Beş yıllık Kalkınma Planı hazırlanarak planlı ekonomiye
geçildi.(Devlet eliyle)
•
1934-1939 yıllan arasında plan uygulandı ve
özel sektörün yapamadığı işler devlet eliyle yapılmaya başladı. Bu
amaçla dokuma, demir, kağıt, cam, kimya alanında bir çok fabrika
açıldı.
•
II. Beş yıllık
Kalkınma planı ise II. Dünya
Savaşından dolayı uygulanamamış. Bu savaş devletçilik ilkesinin
uygulanmasına da engel olmuştur.
•
1933'te Sümerbank, 1935'te Etibank ve MTA
Enstitüsü 1939'da Karabük Demir-çelik Fabrikası açılarak sanayide
devletçilik ilkesi iyice yerleşmiştir.
CUMHURİYET DÖNEMİ İÇ POLİTİK GELŞMELER
Vagon-Li Olayı :
Vagon-li isimli bir Fransız şirketinin Türkiye'deki bürolarında
Fransızca konuşma zorunluluğu olması Türk halkı tarafından tepkiyle
karşılandı. Bir gün şirketten bir memura Türkçe konuştuğu için
hakaret edilmiş,ceza verilmiştir.Bu olayın duyulması üzerine olaya
gençlik tepki göstermiş, şirkette bulunan Atatürk resmi alınarak
halk evine teslim edilmiştir.(25 Şubat 1933). Olay Türk ulusunun
diline sahip çıkması yönünden önemlidir.
Razgard Olayı (1933):
Bulgaristan'da Türk'lerin mezarlarının yağmalanması üzerine
Türk gençliği olayı protesto ederek Bulgar mezarlığına siyah çelenk
koyar.
Atatürk'e İkinci Suikast (1935)
: Ekim 1935'te Çerkez Ethem ve kardeşi Atatürk'e suikast
düzenlemek amacı ile yetiştirdikleri 5 kişiyi gizlice yurda sokar.
Bu kişilerden biri yakalanınca olay öğrenilir. Üniversite gençliği
olayı kınamak için büyük bir gösteri yapar. Türk gençliğinin M.

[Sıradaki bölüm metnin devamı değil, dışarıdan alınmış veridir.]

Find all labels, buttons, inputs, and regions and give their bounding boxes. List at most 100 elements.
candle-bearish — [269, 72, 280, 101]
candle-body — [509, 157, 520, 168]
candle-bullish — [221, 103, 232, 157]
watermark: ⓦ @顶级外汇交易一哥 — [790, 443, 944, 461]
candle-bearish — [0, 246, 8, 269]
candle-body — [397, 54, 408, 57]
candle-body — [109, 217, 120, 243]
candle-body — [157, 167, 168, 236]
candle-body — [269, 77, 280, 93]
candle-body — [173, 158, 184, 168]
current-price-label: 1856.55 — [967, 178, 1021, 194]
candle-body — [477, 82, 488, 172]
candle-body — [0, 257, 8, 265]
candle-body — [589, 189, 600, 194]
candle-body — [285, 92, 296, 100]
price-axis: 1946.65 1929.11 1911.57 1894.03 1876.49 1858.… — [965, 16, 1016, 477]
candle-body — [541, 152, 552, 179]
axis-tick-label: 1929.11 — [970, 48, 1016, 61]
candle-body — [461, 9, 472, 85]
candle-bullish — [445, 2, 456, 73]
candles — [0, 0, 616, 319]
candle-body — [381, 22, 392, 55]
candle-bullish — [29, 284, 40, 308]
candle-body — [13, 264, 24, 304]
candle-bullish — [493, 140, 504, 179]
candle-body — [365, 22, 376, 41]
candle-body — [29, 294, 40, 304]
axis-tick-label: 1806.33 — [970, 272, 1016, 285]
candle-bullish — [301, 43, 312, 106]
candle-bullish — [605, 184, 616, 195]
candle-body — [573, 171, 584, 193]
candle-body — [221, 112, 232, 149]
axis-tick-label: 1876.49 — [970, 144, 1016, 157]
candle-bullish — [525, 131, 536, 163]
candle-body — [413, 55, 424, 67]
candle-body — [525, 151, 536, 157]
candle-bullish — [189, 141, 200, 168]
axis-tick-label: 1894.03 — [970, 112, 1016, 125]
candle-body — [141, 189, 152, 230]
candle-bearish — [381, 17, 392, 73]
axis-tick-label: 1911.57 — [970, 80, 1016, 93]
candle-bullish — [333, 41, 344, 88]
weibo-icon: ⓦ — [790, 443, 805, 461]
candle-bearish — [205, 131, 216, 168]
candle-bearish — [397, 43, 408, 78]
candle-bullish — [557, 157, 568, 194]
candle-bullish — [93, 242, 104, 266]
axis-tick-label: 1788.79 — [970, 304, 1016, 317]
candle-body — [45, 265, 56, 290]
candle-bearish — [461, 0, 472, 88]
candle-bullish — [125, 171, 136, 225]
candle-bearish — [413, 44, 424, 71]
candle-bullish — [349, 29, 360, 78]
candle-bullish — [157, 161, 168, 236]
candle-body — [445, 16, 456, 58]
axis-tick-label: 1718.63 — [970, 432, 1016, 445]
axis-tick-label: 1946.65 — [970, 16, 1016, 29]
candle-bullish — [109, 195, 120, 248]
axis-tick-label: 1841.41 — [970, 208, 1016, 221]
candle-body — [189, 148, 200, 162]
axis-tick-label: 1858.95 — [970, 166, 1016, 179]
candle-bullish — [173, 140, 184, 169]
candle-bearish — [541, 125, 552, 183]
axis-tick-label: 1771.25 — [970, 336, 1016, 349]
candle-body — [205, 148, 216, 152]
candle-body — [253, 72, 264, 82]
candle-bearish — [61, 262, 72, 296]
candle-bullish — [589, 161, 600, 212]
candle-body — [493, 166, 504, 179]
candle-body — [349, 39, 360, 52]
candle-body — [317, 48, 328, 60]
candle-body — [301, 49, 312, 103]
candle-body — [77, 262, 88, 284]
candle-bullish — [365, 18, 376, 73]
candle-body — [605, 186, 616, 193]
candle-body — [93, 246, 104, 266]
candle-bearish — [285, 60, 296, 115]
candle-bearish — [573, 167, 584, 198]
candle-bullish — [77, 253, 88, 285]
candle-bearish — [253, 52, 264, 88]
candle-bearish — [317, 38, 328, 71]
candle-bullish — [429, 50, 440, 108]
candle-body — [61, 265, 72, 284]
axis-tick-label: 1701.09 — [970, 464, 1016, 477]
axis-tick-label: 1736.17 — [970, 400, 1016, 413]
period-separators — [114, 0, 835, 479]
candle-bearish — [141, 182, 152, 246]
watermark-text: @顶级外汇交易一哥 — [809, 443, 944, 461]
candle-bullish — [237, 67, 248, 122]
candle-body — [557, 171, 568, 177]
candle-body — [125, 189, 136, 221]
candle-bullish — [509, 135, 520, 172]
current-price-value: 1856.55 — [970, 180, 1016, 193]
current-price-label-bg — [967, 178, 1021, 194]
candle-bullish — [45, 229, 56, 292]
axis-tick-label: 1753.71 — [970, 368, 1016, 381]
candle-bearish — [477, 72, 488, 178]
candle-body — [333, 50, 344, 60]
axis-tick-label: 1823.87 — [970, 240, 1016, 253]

Kemale bağlılığını gösteren bir olaydır.
Bursa Olayı (1 Şubat 1933)
: M. Kemal Türkçe'ye önem vermiş ve 1930'dan başlayarak
Türkçe'yi bilim-kültür dili haline getirmeye çalışmıştır. Bu amaçla
İsmet İnönü'nün isteğiyle 1 Şubat 1933'te Bursa Ulu Cami'de ezan ve
kamet Türkçe okunmuştur. Halkın bir kısmının olaya tepkisi üzerine
olay büyümeden önlenmiştir.
Tunceli Olayları:
1937 ilkbaharında Cumhuriyet Hükümeti Tunceli'ye yol, okul, karakol
yapımı gibi imar faaliyetlerine başlar.Bölgedeki bazı aşiret
reisleri bu faaliyetleri kendi çıkarları doğrultusunda
beğenmedikleri için ayaklanırlar. Ayaklanma kısa sürede bastırılır.